Wednesday, June 29, 2022

Reading the Trade Cards of Charles Rebstock

 For years I have been collecting the images of trade cards that Charles Rebstock,  St. Louis distiller and philanthropist, issued during his lifetime.I first told Rebstock’s story on this website on September 6, 2011, but on a careful perusal of these advertising artifacts, it occurs to me that their themes reflect in additional ways this whiskey man’s personality and life experience.  They also indicate the ability of Rebstock, shown here, to combine both artistic and business sense.

Many of Rebstock’s trade cards feature the forms and faces of young girls, often interacting with birds, butterflies, or flowers.  Never boys.  My thought is that these images in emotional ways relate to his wife, Pauline, a St. Louis-born girl only about 20 years old when they married.  Charles was ten years older. They had no children. After Pauline died at age 36 in 1893, he never remarried.



Possibly in an effort to assuage his grief, not long after Pauline’s death, Rebstock took the first of two long “around-the-world” ocean voyages.   The trade card here may represent the various type of marine craft that he employed in his extensive travels, including a masted schooner, sailboat, steamboat and lighter.



Rebstock is accounted to have visited Europe, the Middle East, Asia and Africa.  When he found a country he particularly liked, he made his stay a prolonged one.  From his trade cards, Turkey may have been among them.  Two images reflect that interest, one of a horseman in a fez galloping over a landscape and a second entitled “Turkish Ladies Sport.” 



Another of Rebstock’s favored countries may well have been Spain.  At least two of his trade cards featured bullfight scenes.  In one the matador has made a sweep around the bull with his red cape while a picador on horseback prods the doomed animal with his lance.  A second card finds the bull slain and being dragged  out of the stadium.


 


Those cards that appear purely decorative may also have a meaning.  The one at left of a boater approaching a stone bridge carries the logo of the Cliff House in Deadwood, Dakota Territory.  Three others shown here also carry customer names.  The towns noted —  Perrysville, Missouri, and Fairbault and St. Peter, Minnesota — all are relatively small, indicating that Rebstock was making such communities the objects of his marketing efforts for “Stonewall” whiskey.  The reverse of the hand and flowers trade card contains a long verse in celebration of the brand, ending:


A man’s a fool to live in grief,

When he can get complete relief,

And feel as happy as a clam, 

Drinking “STONEWALL” by the dram.






Rebstock also was providing individualized calling cards for his traveling salesmen when they visited towns around the Middle West. Each carries the likeness of the “drummer.”  At left is Rebstock’s younger brother, Edward; at right,  John C. Hochmuth,  a longtime company sales representative.

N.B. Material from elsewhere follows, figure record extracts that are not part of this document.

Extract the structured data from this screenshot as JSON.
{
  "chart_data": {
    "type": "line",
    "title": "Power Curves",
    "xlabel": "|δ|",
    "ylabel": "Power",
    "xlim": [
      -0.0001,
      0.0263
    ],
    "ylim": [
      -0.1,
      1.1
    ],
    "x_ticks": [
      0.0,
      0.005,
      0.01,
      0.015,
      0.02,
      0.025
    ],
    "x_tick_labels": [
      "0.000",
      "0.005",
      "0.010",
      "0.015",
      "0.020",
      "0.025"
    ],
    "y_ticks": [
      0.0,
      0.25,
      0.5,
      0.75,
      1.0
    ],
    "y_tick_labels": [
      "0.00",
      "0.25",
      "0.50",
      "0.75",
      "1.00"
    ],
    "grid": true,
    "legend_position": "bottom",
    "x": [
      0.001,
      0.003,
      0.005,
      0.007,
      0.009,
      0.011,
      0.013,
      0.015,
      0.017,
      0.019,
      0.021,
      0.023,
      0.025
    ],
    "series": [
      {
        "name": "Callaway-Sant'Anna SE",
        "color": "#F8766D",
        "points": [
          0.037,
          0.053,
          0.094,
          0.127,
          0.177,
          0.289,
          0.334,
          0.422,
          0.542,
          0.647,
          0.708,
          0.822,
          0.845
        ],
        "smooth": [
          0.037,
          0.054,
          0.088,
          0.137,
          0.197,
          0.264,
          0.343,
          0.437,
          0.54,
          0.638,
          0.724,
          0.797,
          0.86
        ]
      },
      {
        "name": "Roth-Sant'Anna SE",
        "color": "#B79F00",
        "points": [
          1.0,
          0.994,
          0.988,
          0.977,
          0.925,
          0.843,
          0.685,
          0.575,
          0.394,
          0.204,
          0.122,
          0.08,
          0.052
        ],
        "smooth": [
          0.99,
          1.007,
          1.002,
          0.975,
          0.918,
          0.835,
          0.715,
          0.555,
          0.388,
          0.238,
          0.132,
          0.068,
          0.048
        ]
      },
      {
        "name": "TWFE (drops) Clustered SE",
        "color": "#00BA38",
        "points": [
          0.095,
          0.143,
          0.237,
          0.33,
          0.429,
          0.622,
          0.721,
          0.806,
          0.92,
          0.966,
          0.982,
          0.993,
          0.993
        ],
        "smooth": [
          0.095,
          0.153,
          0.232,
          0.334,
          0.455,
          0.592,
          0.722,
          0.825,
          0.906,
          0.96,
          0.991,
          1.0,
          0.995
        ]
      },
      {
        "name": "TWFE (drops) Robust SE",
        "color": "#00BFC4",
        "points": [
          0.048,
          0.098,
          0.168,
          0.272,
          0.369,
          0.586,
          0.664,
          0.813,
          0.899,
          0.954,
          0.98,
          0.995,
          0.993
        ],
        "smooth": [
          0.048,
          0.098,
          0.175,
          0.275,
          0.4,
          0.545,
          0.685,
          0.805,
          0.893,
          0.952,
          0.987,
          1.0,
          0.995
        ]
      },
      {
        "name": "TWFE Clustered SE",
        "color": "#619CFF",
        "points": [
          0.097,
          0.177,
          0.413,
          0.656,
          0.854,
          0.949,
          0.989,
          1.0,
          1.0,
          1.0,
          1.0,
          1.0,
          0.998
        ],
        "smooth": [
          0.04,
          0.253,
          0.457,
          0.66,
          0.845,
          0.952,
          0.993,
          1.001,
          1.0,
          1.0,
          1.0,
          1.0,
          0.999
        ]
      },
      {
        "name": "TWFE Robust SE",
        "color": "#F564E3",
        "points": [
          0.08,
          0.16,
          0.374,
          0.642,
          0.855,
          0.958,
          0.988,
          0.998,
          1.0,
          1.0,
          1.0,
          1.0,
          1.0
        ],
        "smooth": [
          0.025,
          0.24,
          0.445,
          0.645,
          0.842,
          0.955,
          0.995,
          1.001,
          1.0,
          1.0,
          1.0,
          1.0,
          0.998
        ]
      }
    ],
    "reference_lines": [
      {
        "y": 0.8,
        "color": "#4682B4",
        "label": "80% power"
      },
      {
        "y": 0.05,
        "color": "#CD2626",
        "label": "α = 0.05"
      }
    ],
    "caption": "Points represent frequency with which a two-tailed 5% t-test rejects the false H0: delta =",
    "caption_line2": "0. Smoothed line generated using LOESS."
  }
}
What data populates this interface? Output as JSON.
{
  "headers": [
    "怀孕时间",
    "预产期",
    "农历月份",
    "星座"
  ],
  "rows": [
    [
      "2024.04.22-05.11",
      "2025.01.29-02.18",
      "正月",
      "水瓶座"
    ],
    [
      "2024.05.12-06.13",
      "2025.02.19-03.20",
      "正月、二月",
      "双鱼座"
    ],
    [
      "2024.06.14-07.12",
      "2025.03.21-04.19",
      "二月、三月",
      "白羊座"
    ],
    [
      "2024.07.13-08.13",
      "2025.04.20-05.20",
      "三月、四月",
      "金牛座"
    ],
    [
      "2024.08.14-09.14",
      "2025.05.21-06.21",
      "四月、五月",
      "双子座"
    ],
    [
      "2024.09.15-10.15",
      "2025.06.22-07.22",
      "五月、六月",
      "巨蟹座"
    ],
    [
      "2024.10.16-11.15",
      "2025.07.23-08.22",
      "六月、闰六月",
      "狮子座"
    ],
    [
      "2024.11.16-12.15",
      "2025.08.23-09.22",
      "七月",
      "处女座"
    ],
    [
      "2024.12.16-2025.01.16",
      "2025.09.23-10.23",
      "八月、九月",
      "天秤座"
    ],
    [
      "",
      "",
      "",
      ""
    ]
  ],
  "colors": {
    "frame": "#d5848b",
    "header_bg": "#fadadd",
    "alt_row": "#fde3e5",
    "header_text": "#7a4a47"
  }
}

The meaning of the final trade card is puzzling without understanding the back story.  It depicts two young women with a magnifying glass examining the head of a man sitting on a shoreline contemplating a beached and presumably wrecked ship.  The image may seem less strange upon learning that Rebstock in 1880 commissioned a Mississippi steamboat to be built in St. Louis.  Carrying his name, the packet was intended to convey his whiskey to customers along Mississippi and its tributaries.  The venture proved unprofitable and three years later Rebstock sold the ship.  It later burned and was junked.  I surmise that the seated figure represents Rebstock himself, comically having his head examined about his venture into steamboats.